After Plomer passed away in the early 1900s, his wife took over the business but then sold it to John Francis Koyle, an Englishman from Goa, in 1928. Koyle had moved to Lahore and was also running a factory producing aerated soda at Queen’s Road. Koyle in turn sold the business to Bal Krishan Chopra, a native of Lahore who owned other buildings at The Mall too. Medicines sold here at the time were imported from six or seven international manufacturers and were mixed in proportions prescribed by the doctors. Even today, some medicines are imported from some of the same manufacturers as in the 1900s.
Meanwhile, even as the shop changed hands, Hafizuddin’s father was also contemplating a change of his own. “My father was very keen to move out of the inner city area of Lohari Gate, as Anarkali and The Mall were fast becoming retail hubs. We owned a shop in Anarkali which my father moved his business to in 1950. When in 1952, Koyle decided to move back to England and was looking to sell his business; my father grabbed the opportunity, but did not buy the actual building until ten years later. In 1962 the building was purchased for two million rupees in an open house auction,” says Hafizuddin.

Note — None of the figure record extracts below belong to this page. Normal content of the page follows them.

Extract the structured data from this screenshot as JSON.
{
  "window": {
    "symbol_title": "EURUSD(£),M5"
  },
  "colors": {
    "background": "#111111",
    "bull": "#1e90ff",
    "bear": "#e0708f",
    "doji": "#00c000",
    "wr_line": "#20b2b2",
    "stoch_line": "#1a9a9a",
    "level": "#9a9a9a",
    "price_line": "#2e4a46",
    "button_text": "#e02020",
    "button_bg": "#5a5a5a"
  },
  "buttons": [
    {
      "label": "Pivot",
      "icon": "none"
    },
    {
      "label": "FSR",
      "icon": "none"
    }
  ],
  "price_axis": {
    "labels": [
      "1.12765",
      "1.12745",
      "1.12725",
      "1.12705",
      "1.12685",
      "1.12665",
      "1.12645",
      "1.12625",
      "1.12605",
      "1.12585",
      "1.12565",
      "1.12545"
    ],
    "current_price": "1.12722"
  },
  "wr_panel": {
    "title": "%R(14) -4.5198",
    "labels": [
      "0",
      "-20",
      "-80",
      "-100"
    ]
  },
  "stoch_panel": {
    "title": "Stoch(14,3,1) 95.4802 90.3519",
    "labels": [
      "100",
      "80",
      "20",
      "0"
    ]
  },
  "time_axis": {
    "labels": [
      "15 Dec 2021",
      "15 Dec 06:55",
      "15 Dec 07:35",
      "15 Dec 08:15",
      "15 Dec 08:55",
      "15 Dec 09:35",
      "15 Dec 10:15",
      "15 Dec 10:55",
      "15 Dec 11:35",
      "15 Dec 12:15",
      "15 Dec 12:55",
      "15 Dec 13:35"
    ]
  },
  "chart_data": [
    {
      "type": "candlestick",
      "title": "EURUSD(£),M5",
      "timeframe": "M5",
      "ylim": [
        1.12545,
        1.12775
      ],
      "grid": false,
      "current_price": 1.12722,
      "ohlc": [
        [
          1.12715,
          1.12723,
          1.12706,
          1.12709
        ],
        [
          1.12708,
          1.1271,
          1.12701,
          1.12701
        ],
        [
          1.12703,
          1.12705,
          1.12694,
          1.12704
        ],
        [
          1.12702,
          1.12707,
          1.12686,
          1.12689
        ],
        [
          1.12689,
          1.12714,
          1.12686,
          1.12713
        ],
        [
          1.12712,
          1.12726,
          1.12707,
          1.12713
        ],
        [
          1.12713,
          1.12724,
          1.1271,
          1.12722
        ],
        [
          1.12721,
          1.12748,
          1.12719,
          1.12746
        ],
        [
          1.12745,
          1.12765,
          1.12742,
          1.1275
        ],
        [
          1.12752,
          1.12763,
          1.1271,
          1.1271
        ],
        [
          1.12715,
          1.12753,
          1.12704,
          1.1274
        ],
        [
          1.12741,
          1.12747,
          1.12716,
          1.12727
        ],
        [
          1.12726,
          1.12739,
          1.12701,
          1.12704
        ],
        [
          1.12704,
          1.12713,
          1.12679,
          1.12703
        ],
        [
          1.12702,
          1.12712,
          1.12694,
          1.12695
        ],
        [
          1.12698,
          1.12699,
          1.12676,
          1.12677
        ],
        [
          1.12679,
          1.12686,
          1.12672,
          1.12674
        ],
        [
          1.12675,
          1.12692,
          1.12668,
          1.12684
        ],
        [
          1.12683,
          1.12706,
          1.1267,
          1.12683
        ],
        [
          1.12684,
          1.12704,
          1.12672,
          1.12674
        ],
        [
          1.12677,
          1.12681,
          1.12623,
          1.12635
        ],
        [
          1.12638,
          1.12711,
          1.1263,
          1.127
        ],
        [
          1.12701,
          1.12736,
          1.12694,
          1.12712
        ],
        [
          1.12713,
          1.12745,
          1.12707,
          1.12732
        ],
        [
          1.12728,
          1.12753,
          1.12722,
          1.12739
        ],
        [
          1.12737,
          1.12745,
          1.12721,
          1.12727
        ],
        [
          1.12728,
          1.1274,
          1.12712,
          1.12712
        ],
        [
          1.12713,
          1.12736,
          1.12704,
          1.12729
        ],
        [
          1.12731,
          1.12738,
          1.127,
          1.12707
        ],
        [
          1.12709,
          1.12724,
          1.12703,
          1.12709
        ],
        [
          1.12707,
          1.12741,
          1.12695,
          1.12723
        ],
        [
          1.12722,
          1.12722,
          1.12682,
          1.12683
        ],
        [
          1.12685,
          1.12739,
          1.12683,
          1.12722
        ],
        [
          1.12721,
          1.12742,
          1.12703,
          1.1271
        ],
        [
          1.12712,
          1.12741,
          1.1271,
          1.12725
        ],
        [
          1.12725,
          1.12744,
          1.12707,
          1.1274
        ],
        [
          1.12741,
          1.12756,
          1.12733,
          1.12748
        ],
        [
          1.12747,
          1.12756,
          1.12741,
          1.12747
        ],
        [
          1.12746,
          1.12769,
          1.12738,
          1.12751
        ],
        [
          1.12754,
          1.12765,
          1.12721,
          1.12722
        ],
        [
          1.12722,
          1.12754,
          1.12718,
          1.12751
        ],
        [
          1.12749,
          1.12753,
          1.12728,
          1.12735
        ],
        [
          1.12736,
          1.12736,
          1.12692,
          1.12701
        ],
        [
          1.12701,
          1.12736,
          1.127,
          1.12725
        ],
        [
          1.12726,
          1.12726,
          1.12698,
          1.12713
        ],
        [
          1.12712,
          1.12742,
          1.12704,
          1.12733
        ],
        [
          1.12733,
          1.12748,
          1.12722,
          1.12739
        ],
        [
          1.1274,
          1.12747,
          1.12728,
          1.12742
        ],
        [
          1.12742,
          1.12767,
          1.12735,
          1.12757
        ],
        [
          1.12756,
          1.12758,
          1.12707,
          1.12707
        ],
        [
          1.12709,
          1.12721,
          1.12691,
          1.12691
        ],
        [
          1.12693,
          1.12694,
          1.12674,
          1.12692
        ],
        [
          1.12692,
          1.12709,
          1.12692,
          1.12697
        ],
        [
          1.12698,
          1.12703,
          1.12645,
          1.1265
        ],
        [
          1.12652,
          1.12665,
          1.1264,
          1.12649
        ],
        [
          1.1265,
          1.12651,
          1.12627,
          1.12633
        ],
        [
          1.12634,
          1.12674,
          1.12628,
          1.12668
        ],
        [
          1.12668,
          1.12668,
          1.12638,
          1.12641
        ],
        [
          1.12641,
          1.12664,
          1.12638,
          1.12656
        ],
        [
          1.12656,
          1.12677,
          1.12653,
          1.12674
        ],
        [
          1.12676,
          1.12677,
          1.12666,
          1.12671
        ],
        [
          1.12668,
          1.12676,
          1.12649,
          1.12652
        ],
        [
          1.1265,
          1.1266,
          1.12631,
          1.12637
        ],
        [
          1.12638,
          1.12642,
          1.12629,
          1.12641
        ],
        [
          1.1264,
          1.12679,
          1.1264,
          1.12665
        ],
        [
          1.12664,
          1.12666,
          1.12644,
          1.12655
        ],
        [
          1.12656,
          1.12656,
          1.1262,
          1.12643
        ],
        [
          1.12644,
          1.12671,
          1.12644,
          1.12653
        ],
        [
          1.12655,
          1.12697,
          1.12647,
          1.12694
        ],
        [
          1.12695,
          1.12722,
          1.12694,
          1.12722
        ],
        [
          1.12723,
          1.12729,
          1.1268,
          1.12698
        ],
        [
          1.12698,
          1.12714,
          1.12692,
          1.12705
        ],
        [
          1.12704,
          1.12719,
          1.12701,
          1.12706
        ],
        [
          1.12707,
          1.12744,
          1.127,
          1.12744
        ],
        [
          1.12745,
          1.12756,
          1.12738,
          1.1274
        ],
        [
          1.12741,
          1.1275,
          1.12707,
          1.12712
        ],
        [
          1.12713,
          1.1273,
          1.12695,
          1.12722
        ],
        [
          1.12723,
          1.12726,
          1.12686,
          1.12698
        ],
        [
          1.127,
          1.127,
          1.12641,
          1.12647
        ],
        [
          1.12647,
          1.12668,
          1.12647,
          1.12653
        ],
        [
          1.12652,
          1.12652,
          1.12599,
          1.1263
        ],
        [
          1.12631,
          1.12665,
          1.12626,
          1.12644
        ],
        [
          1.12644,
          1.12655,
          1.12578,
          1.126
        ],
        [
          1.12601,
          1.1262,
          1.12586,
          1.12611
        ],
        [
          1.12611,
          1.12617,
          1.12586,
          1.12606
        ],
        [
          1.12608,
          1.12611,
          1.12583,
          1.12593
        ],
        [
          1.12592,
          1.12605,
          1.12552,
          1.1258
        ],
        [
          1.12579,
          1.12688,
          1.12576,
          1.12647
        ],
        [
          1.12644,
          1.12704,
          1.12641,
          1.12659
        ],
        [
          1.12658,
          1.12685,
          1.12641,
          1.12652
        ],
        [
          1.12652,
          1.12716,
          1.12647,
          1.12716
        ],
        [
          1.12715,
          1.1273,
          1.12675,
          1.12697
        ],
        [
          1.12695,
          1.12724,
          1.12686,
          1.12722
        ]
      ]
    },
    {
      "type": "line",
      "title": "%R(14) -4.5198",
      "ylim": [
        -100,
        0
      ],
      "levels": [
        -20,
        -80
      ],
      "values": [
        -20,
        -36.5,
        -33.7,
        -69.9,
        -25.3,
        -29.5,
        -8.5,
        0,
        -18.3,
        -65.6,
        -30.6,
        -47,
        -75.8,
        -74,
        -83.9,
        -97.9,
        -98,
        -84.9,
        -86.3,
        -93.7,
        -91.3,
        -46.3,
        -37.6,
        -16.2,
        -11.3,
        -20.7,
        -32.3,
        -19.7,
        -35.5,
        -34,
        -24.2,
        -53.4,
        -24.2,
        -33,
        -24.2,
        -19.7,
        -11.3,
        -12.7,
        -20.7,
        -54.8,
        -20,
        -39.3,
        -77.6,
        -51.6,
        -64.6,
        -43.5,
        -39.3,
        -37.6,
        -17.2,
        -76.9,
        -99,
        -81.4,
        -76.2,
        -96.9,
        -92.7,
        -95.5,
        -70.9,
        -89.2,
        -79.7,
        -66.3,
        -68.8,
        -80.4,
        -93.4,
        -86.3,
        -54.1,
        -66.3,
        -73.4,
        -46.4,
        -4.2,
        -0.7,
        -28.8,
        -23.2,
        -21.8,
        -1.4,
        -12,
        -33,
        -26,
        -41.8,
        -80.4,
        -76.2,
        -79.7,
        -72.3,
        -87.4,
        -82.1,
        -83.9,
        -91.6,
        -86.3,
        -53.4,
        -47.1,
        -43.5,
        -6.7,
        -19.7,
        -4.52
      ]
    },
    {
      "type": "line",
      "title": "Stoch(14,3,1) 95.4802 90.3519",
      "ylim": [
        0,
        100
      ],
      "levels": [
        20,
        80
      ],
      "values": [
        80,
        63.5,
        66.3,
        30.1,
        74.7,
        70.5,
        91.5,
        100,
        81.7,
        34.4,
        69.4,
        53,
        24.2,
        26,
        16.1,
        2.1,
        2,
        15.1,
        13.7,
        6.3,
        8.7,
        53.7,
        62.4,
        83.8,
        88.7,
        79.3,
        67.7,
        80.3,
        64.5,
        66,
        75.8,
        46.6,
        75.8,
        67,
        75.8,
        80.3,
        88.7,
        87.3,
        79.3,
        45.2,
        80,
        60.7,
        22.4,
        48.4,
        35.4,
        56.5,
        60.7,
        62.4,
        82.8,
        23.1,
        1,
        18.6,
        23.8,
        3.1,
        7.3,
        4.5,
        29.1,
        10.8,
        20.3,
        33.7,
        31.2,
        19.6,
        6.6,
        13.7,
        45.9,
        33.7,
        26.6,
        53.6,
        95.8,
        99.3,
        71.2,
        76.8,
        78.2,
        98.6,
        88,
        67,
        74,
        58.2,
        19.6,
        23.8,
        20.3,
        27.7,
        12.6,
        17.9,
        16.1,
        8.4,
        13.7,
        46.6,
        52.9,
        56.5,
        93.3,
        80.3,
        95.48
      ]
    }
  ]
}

“At that time, the English felt that Pakistan would not survive for long, and would fall apart. Most Hindus had left Lahore by then, and the English were seeking to sell what they owned,” Hafizuddin says, reminiscing about the post-partition days.
Today, that very building stands opposite the Lahore High Court, and in keeping with its mixed heritage, goes by two names — E Plomers and Haji Ameerdin & Sons. Medicines and drugs are sold under the E Plomers label, while Haji Ameerdin & Sons sells lenses and glasses. More shops were opened up by the family at other locations, and those run under the family name.
“The business was purchased, hence we kept the E Plomer name,” explains Hafizuddin. “The name Ameerdin was included because this is what my father’s shop in Lohari was called. Both are essentially the same thing. The shop was named after my brother,” Hafizuddin recalls.
As Lahore grew, so did the demand for Pharmacies. Besides E Plomers, the other drug store on the Mall was Smiths and Gambles. It was also sold prior to partition. Later two more drug stores, Jagit Singh and Sons, which later came to be known as Fazil Din & Sons, and opposite to it, Jai & Sons, opened up. So there were four shops in all when Hafizuddin’s family purchased the business.
Published in The Express Tribune, Sunday Magazine, December 16th, 2012.